English was always my favorite subject-- especially writing. The way that you could have more than one answer has always enthralled me. I could create new worlds simply with the flick of a pencil. Now, any honest elementary school teacher I had would tell you that I wasn't the next Emily Dickinson or JK Rowling, but I was alright once you got passed the spelling mistakes.
The invention of Google Docs helped me extend my love for writing. When I found myself waiting for my mom to finish her after-school meetings, I would be on the outdated computers typing away. My imagination was able to flow from my mind to the screen in front of me, and I would eagerly show my mom when she came to pick me up.

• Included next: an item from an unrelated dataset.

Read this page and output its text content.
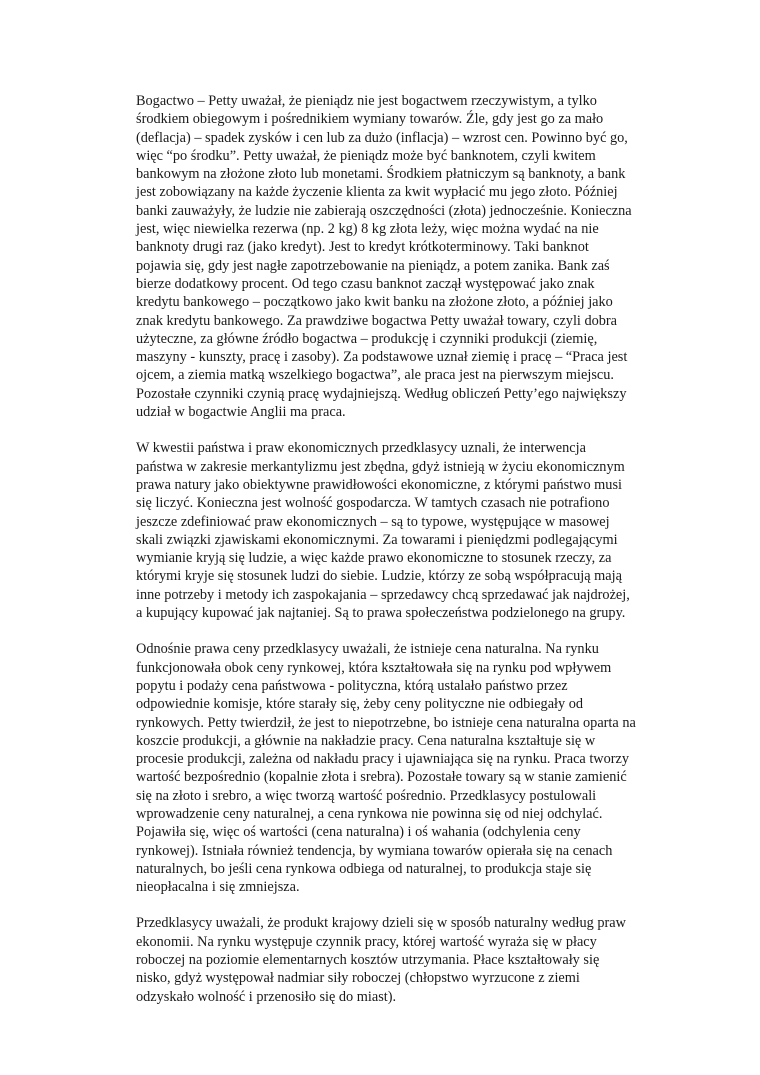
Bogactwo – Petty uważał, że pieniądz nie jest bogactwem rzeczywistym, a tylko środkiem obiegowym i pośrednikiem wymiany towarów. Źle, gdy jest go za mało (deflacja) – spadek zysków i cen lub za dużo (inflacja) – wzrost cen. Powinno być go, więc “po środku”. Petty uważał, że pieniądz może być banknotem, czyli kwitem bankowym na złożone złoto lub monetami. Środkiem płatniczym są banknoty, a bank jest zobowiązany na każde życzenie klienta za kwit wypłacić mu jego złoto. Później banki zauważyły, że ludzie nie zabierają oszczędności (złota) jednocześnie. Konieczna jest, więc niewielka rezerwa (np. 2 kg) 8 kg złota leży, więc można wydać na nie banknoty drugi raz (jako kredyt). Jest to kredyt krótkoterminowy. Taki banknot pojawia się, gdy jest nagłe zapotrzebowanie na pieniądz, a potem zanika. Bank zaś bierze dodatkowy procent. Od tego czasu banknot zaczął występować jako znak kredytu bankowego – początkowo jako kwit banku na złożone złoto, a później jako znak kredytu bankowego. Za prawdziwe bogactwa Petty uważał towary, czyli dobra użyteczne, za główne źródło bogactwa – produkcję i czynniki produkcji (ziemię, maszyny - kunszty, pracę i zasoby). Za podstawowe uznał ziemię i pracę – “Praca jest ojcem, a ziemia matką wszelkiego bogactwa”, ale praca jest na pierwszym miejscu. Pozostałe czynniki czynią pracę wydajniejszą. Według obliczeń Petty’ego największy udział w bogactwie Anglii ma praca.

W kwestii państwa i praw ekonomicznych przedklasycy uznali, że interwencja państwa w zakresie merkantylizmu jest zbędna, gdyż istnieją w życiu ekonomicznym prawa natury jako obiektywne prawidłowości ekonomiczne, z którymi państwo musi się liczyć. Konieczna jest wolność gospodarcza. W tamtych czasach nie potrafiono jeszcze zdefiniować praw ekonomicznych – są to typowe, występujące w masowej skali związki zjawiskami ekonomicznymi. Za towarami i pieniędzmi podlegającymi wymianie kryją się ludzie, a więc każde prawo ekonomiczne to stosunek rzeczy, za którymi kryje się stosunek ludzi do siebie. Ludzie, którzy ze sobą współpracują mają inne potrzeby i metody ich zaspokajania – sprzedawcy chcą sprzedawać jak najdrożej, a kupujący kupować jak najtaniej. Są to prawa społeczeństwa podzielonego na grupy.

Odnośnie prawa ceny przedklasycy uważali, że istnieje cena naturalna. Na rynku funkcjonowała obok ceny rynkowej, która kształtowała się na rynku pod wpływem popytu i podaży cena państwowa - polityczna, którą ustalało państwo przez odpowiednie komisje, które starały się, żeby ceny polityczne nie odbiegały od rynkowych. Petty twierdził, że jest to niepotrzebne, bo istnieje cena naturalna oparta na koszcie produkcji, a głównie na nakładzie pracy. Cena naturalna kształtuje się w procesie produkcji, zależna od nakładu pracy i ujawniająca się na rynku. Praca tworzy wartość bezpośrednio (kopalnie złota i srebra). Pozostałe towary są w stanie zamienić się na złoto i srebro, a więc tworzą wartość pośrednio. Przedklasycy postulowali wprowadzenie ceny naturalnej, a cena rynkowa nie powinna się od niej odchylać. Pojawiła się, więc oś wartości (cena naturalna) i oś wahania (odchylenia ceny rynkowej). Istniała również tendencja, by wymiana towarów opierała się na cenach naturalnych, bo jeśli cena rynkowa odbiega od naturalnej, to produkcja staje się nieopłacalna i się zmniejsza.

Przedklasycy uważali, że produkt krajowy dzieli się w sposób naturalny według praw ekonomii. Na rynku występuje czynnik pracy, której wartość wyraża się w płacy roboczej na poziomie elementarnych kosztów utrzymania. Płace kształtowały się nisko, gdyż występował nadmiar siły roboczej (chłopstwo wyrzucone z ziemi odzyskało wolność i przenosiło się do miast).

Often, I would keep writing through her multiple warnings to leave and would find myself scrambling to save my work after the lights were turned off. I wanted to be sure I could squeeze every last word out. I was fascinated that I could create a world just through words, that my imagination could become a physical thing that I could show others.
I don't remember when I stopped showing people my work. When I was in middle school and the early parts of high school I wrote constantly and was usually found in my bedroom on one of my parents' laptop. I found myself being open and vulnerable, expressing myself fully with my short stories and poems.
My young heart was poured into my work to its fullest extent. When I wasn't writing--which wasn't very often-- I was thinking about writing. My fingers danced across surfaces, imagining there was a keyboard underneath. Stories flowed out of me even when I wasn't trying to. Writing was part of my everyday life, my every moment.
My sophomore year I took a creative writing class. This was a horrible paradox. I loved writing, but I didn't want to show my writing. I told myself if they don't like my work, they don't like me. I found myself scrubbing my work, writing things that were basic and unextraordinary. Instead of expressing myself through my poems, I wrote pieces that were uninspired and impersonal.
My work became extremely censored and wasn't really my writing at all. I put as much distance as I possibly could between what I was writing and myself. I simply wrote what I needed to to get an A, and that was it. What I did write outside of class was kept private, read only by me. To the world, I wasn't a writer.
I tell some people I like to write, but they don't normally have any follow up questions. For that, I am thankful. However, one of my friends did follow up. They asked me how I come up with ideas for writing. This stumped me because really, I'm constantly writing.
I see the world in bits of poems and stories, each moment as an opportunity to write. I think about how life is so much better when it's observed to its fullest extent, about how every single detail makes a story. Overthinking is how I live my life, and what I believe makes my life more beautiful. My mind is wired to wander and create a story.
I have to express that I do not find myself to be a great writer. I don't hold myself to some high esteem, or believe that my words create magic on the page. I don't fool myself by believing that my poetry will one day be held to the same standards as Emily Dickinson, or I'll someday be a bestselling author like JK Rowling.
I also don't know if I'll share my true work with the people around me. My poems and my stories are the things that I consider to be private, and I don't know if I could handle criticism. Somewhere in the back of my head, there's the little girl who still believes if they don't like my work, they don't like me.
However, that doesn't mean that I'm not a writer. Being a writer is more than sharing your work. For me, writing is a way of expressing myself, a way of observing the world around me and a way to break down everything I'm thinking. It's the lens in which I view the world. In my heart, I am a writer, and I have started to come to terms with that.